In Conversation with Swiss Chef Ralph Schelling
What Swiss cooking can borrow from Japan, Uva Americana, and more
Anyone who knows me knows that I could talk about food for … hours. So when I was thinking about whom to interview next, I selfishly picked Ralph Schelling, a young Swiss celebrity chef. Alexandra and I discovered Ralph through his column at Monocle Magazine and look forward to his recipes that regularly appear in Monocle’s weekend newsletters. A few favorites are his carrot cake, cornbread with gruyere, and baked plums with orange and mascarpone ginger crunch.


Ralph’s official bio captures the breadth of his culinary abilities, from working with Horst Petermann in the Küsnacht Kunststuben and Andreas Caminada’s team at Schloss Schauenstein, to stints at El Bulli in Spain and Ryugin in Tokyo. His connection to food and cooking started so young that when he was eight-years old and in the Swiss equivalent of the Boy Scouts, he was given the nickname “Moulinex,” after the food chopping appliance, and worked in the troupe’s kitchen.

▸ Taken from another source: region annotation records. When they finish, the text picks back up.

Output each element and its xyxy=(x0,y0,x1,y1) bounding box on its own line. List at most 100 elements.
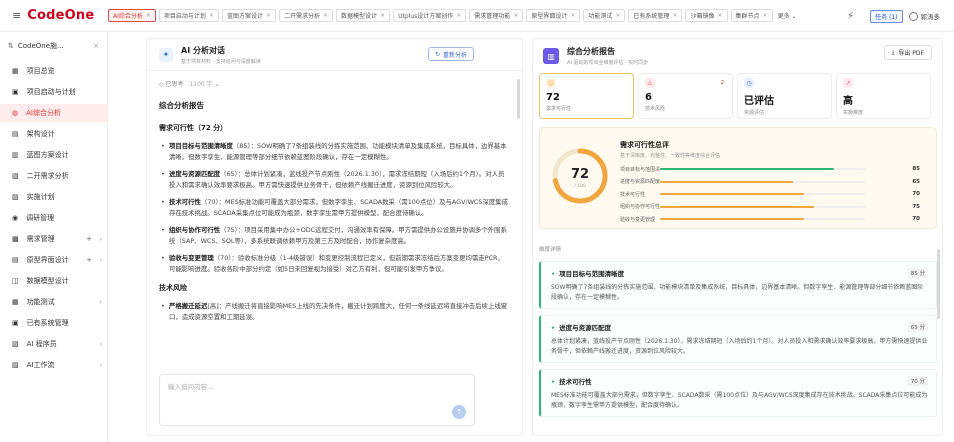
tab-item[interactable]: 原型界面设计 × xyxy=(526,9,581,22)
sidebar-item[interactable]: ▤ 原型界面设计 + › xyxy=(0,251,108,269)
kpi-card[interactable]: ◷ 已评估 资源评估 xyxy=(737,73,832,119)
report-panel: ▥ 综合分析报告 AI 驱动的项目全维度评估 · 实时同步 ⤓ 导出 PDF ☺… xyxy=(532,38,943,436)
sidebar-item[interactable]: ▨ AI 程序员 › xyxy=(0,335,108,353)
sidebar-item[interactable]: ▦ 功能测试 › xyxy=(0,293,108,311)
sidebar-item[interactable]: ▧ AI工作流 › xyxy=(0,356,108,374)
sidebar-item[interactable]: ▧ 二开需求分析 xyxy=(0,167,108,185)
sidebar-item-label: AI工作流 xyxy=(26,361,55,369)
tab-item[interactable]: 沙箱镜像 × xyxy=(685,9,728,22)
chat-input[interactable]: 输入追问内容… ↑ xyxy=(159,374,475,426)
close-icon[interactable]: × xyxy=(763,12,768,19)
tab-item[interactable]: AI综合分析 × xyxy=(108,9,156,22)
plus-icon[interactable]: + xyxy=(86,235,92,243)
close-icon[interactable]: × xyxy=(456,12,461,19)
risk-item-text: [高]：产线搬迁将直接影响MES上线的先决条件，搬迁计划跨度大，任何一条线延迟将… xyxy=(169,302,508,321)
kpi-card[interactable]: ↗ 高实施难度 xyxy=(836,73,931,119)
report-subtitle: AI 驱动的项目全维度评估 · 实时同步 xyxy=(567,60,649,66)
tab-item[interactable]: 二开需求分析 × xyxy=(279,9,334,22)
close-icon[interactable]: × xyxy=(380,12,385,19)
plus-icon[interactable]: + xyxy=(86,256,92,264)
kpi-label: 资源评估 xyxy=(744,110,765,116)
dimension-row: 进度与资源匹配度 65 xyxy=(620,177,920,187)
export-label: 导出 PDF xyxy=(898,50,924,57)
bolt-icon[interactable]: ⚡ xyxy=(847,11,854,22)
brand: ≡ CodeOne xyxy=(0,8,108,23)
tab-item[interactable]: 已有系统管理 × xyxy=(628,9,683,22)
sidebar-item-label: 需求管理 xyxy=(26,235,55,243)
chat-scrollbar[interactable] xyxy=(517,79,520,119)
nav-icon: ▩ xyxy=(12,235,19,243)
regenerate-label: 重新分析 xyxy=(442,51,467,59)
tab-label: 原型界面设计 xyxy=(531,13,568,20)
sidebar-item[interactable]: ▣ 项目启动与计划 xyxy=(0,83,108,101)
tab-label: 二开需求分析 xyxy=(284,13,321,20)
close-icon[interactable]: × xyxy=(717,12,722,19)
tab-item[interactable]: Utplus设计方案创作 × xyxy=(393,9,467,22)
summary-title: 需求可行性总评 xyxy=(620,141,669,149)
sidebar-item[interactable]: ▨ 实施计划 xyxy=(0,188,108,206)
chevron-right-icon[interactable]: › xyxy=(100,362,102,369)
chevron-right-icon[interactable]: › xyxy=(100,236,102,243)
dimension-label: 项目目标与范围清晰度 xyxy=(620,166,660,173)
sidebar-item[interactable]: ◍ AI综合分析 xyxy=(0,104,108,122)
section-heading-risk: 技术风险 xyxy=(159,284,187,292)
sidebar-item[interactable]: ▩ 需求管理 + › xyxy=(0,230,108,248)
close-icon[interactable]: × xyxy=(570,12,575,19)
close-icon[interactable]: × xyxy=(323,12,328,19)
chevron-right-icon[interactable]: › xyxy=(100,299,102,306)
close-icon[interactable]: × xyxy=(146,12,151,19)
chevron-right-icon[interactable]: › xyxy=(100,341,102,348)
more-tabs-dropdown[interactable]: 更多 ⌄ xyxy=(778,11,797,20)
dimension-label: 组织与协作可行性 xyxy=(620,204,660,210)
sidebar-item[interactable]: ▦ 项目总览 xyxy=(0,62,108,80)
chat-messages: ◇ 已思考 1100 字 ⌄ 综合分析报告 需求可行性（72 分） 项目目标与范… xyxy=(159,79,509,369)
close-icon[interactable]: × xyxy=(615,12,620,19)
tab-item[interactable]: 数据模型设计 × xyxy=(336,9,391,22)
detail-card-text: MES标准功能可覆盖大部分需求，但数字孪生、SCADA数采（需100点位）及与A… xyxy=(551,392,928,409)
tab-item[interactable]: 需求管理功能 × xyxy=(469,9,524,22)
close-icon[interactable]: × xyxy=(513,12,518,19)
tab-item[interactable]: 蓝图方案设计 × xyxy=(221,9,276,22)
sidebar-item[interactable]: ◫ 数据模型设计 xyxy=(0,272,108,290)
lightbulb-icon: ◇ xyxy=(159,81,164,88)
chat-subtitle: 基于项目材料 · 支持追问与深度解读 xyxy=(181,58,261,65)
task-badge[interactable]: 任务 (1) xyxy=(870,9,903,23)
sidebar-item[interactable]: ▤ 架构设计 xyxy=(0,125,108,143)
tab-strip: AI综合分析 × 项目启动与计划 × 蓝图方案设计 × 二开需求分析 × 数据模型设计 × Utpl… xyxy=(108,0,797,32)
project-selector[interactable]: ⇅ CodeOne施... × xyxy=(8,38,99,54)
close-icon[interactable]: × xyxy=(209,12,214,19)
tab-item[interactable]: 功能测试 × xyxy=(583,9,626,22)
detail-card[interactable]: 项目目标与范围清晰度85 分 SOW明确了7条组装线的分拣实施范围、功能模块清单及… xyxy=(539,261,937,309)
dimension-track xyxy=(660,168,865,170)
menu-icon[interactable]: ≡ xyxy=(12,9,21,22)
send-button[interactable]: ↑ xyxy=(452,405,466,419)
regenerate-button[interactable]: ↻ 重新分析 xyxy=(427,47,474,61)
nav-icon: ◉ xyxy=(12,214,19,222)
close-icon[interactable]: × xyxy=(672,12,677,19)
detail-card[interactable]: 进度与资源匹配度65 分总体计划紧凑，蓝线投产节点刚性（2026.1.30），需… xyxy=(539,315,937,363)
chevron-right-icon[interactable]: › xyxy=(100,257,102,264)
tab-label: 数据模型设计 xyxy=(341,13,378,20)
user-name[interactable]: 郭涛多 xyxy=(921,11,941,21)
nav-icon: ▨ xyxy=(12,340,19,348)
sidebar-item[interactable]: ◉ 调研管理 xyxy=(0,209,108,227)
detail-card[interactable]: 技术可行性70 分 MES标准功能可覆盖大部分需求，但数字孪生、SCADA数采（需… xyxy=(539,369,937,417)
sidebar-item[interactable]: ▥ 蓝图方案设计 xyxy=(0,146,108,164)
report-scrollbar[interactable] xyxy=(937,249,940,319)
tab-item[interactable]: 集群节点 × xyxy=(730,9,773,22)
feasibility-item-text: （70）：MES标准功能可覆盖大部分需求，但数字孪生、SCADA数采（需100点… xyxy=(169,198,509,217)
tab-item[interactable]: 项目启动与计划 × xyxy=(158,9,219,22)
thought-count: 1100 字 xyxy=(189,81,213,88)
kpi-card[interactable]: ☺ 72 需求可行性 xyxy=(539,73,634,119)
close-icon[interactable]: × xyxy=(93,42,99,50)
dimension-row: 技术可行性 70 xyxy=(620,189,920,199)
close-icon[interactable]: × xyxy=(266,12,271,19)
export-pdf-button[interactable]: ⤓ 导出 PDF xyxy=(883,45,932,60)
dimension-bar xyxy=(660,180,794,183)
sidebar-item[interactable]: ▣ 已有系统管理 xyxy=(0,314,108,332)
kpi-card[interactable]: ⚠ 6 技术风险 2 xyxy=(638,73,733,119)
feasibility-list: 项目目标与范围清晰度（85）：SOW明确了7条组装线的分拣实施范围、功能模块清单… xyxy=(159,141,509,275)
detail-card-text: 总体计划紧凑，蓝线投产节点刚性（2026.1.30），需求冻结期短（入场后约1个… xyxy=(551,338,928,355)
dimension-bars: 项目目标与范围清晰度 85 进度与资源匹配度 65 技术可行性 70 组织与协作可行性 75 验… xyxy=(620,164,920,227)
thought-toggle[interactable]: ◇ 已思考 1100 字 ⌄ xyxy=(159,79,509,88)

Going into the conversation, I was eager to hear his perspective on Swiss culinary traditions and how those traditions might be changing. “Switzerland is not anymore but we were very poor, and a lot of our food is potatoes and cheese – heavy food.” He went on to say that while Switzerland has changed economically, the food has been consistent. There’s room for innovation – his gnocchis are made with “mountain potatoes” and his fondue with leeks sounds outrageously delicious – but the heart of these dishes is still simplicity.